Teto é regra, transição é possível: comissão sugere ao STF corte de penduricalhos com ajuste gradual

Teto é regra, transição é possível: comissão sugere ao STF corte de penduricalhos com ajuste gradual

O cumprimento do teto constitucional não comporta flexibilizações permanentes, mas pode admitir soluções transitórias desde que vinculadas a uma reforma ampla do sistema remuneratório do serviço público.
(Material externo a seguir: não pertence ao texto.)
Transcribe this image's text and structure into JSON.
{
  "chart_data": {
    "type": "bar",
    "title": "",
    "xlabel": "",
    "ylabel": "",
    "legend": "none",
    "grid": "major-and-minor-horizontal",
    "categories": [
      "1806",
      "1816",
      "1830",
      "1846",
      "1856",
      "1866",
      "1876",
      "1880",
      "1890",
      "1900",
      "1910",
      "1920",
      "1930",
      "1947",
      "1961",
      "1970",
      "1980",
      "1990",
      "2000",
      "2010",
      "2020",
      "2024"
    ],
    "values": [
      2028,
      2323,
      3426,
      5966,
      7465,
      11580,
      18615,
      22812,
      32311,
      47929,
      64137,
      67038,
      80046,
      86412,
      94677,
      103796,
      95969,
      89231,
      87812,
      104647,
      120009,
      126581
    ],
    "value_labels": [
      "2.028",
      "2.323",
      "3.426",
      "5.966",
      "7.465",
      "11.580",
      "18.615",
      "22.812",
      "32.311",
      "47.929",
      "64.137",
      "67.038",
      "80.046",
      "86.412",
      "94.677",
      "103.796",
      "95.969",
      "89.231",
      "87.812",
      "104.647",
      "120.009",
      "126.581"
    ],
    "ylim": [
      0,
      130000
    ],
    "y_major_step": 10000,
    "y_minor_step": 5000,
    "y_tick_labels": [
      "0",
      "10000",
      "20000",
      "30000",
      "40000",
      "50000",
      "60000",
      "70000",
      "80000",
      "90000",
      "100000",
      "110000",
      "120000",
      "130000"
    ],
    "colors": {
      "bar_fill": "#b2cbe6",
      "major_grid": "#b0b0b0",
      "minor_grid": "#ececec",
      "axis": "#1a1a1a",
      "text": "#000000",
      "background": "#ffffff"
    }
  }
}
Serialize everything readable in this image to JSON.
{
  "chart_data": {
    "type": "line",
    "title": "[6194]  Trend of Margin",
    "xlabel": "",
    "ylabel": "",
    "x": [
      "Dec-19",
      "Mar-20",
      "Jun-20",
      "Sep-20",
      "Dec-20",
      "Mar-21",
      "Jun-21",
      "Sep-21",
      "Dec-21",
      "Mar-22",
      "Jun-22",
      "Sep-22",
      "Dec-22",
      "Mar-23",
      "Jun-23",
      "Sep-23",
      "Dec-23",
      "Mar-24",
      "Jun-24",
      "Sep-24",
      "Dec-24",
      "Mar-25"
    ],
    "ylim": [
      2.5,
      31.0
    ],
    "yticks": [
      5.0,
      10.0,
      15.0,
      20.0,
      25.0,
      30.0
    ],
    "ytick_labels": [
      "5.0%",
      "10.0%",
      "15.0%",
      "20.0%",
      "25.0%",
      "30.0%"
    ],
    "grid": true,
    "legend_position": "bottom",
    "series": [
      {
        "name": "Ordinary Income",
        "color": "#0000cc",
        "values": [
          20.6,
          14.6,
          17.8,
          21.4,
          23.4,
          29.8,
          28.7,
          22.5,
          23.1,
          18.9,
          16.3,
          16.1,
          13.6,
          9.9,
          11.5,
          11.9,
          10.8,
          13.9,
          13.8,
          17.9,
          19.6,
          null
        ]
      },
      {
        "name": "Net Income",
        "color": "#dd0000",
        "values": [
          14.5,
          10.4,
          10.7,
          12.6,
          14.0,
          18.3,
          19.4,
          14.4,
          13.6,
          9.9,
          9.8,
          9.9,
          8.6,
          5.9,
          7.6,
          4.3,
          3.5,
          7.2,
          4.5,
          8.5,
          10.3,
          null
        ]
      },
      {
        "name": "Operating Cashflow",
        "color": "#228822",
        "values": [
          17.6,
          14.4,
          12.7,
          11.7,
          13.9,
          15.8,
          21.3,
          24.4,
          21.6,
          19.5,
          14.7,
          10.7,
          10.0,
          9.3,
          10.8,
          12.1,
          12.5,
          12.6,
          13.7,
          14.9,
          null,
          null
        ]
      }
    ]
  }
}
Essa é a síntese da Nota Técnica elaborada pela comissão instituída pelo Supremo Tribunal Federal para subsidiar o julgamento sobre verbas acima do teto. Hoje fixado em R$ 46.366,19 — valor correspondente ao subsídio dos ministros do STF —, o teto constitucional serve de referência para toda a administração pública.

A comissão reconhece, contudo, que há defasagem nesse valor. Pelos critérios inflacionários (IPCA), o teto poderia estar na faixa de R$ 63 mil a R$ 71 mil. Já por critérios vinculados à capacidade econômica do Estado, como a evolução do PIB per capita, o valor seria mais contido, em torno de R$ 51 mil.

O documento parte, ainda assim, de uma premissa clara: o teto previsto no artigo 37, XI, da Constituição tem natureza vinculante e não está sujeito a negociação institucional. A comissão afasta, assim, qualquer tentativa de legitimar, de forma estrutural, o pagamento de parcelas que ultrapassem esse limite, ainda que sob o rótulo de indenizatórias.

Ao mesmo tempo, reconhece um dado de realidade que o próprio Supremo terá de enfrentar: a existência de um sistema remuneratório distorcido, que ao longo dos anos passou a utilizar verbas indenizatórias como mecanismo de compensação indireta, diante da ausência de política clara de recomposição salarial e do achatamento das carreiras.

Diante desse cenário, a comissão não propõe uma solução única, mas delineia caminhos possíveis. Entre eles, admite que o STF, em caráter excepcional, possa adotar um regime de transição, compatibilizando o teto com princípios como segurança jurídica e continuidade do serviço público. Na prática, isso significaria a possibilidade de limitação gradual das parcelas excedentes, por meio de tetos percentuais temporários, evitando uma ruptura imediata nas remunerações.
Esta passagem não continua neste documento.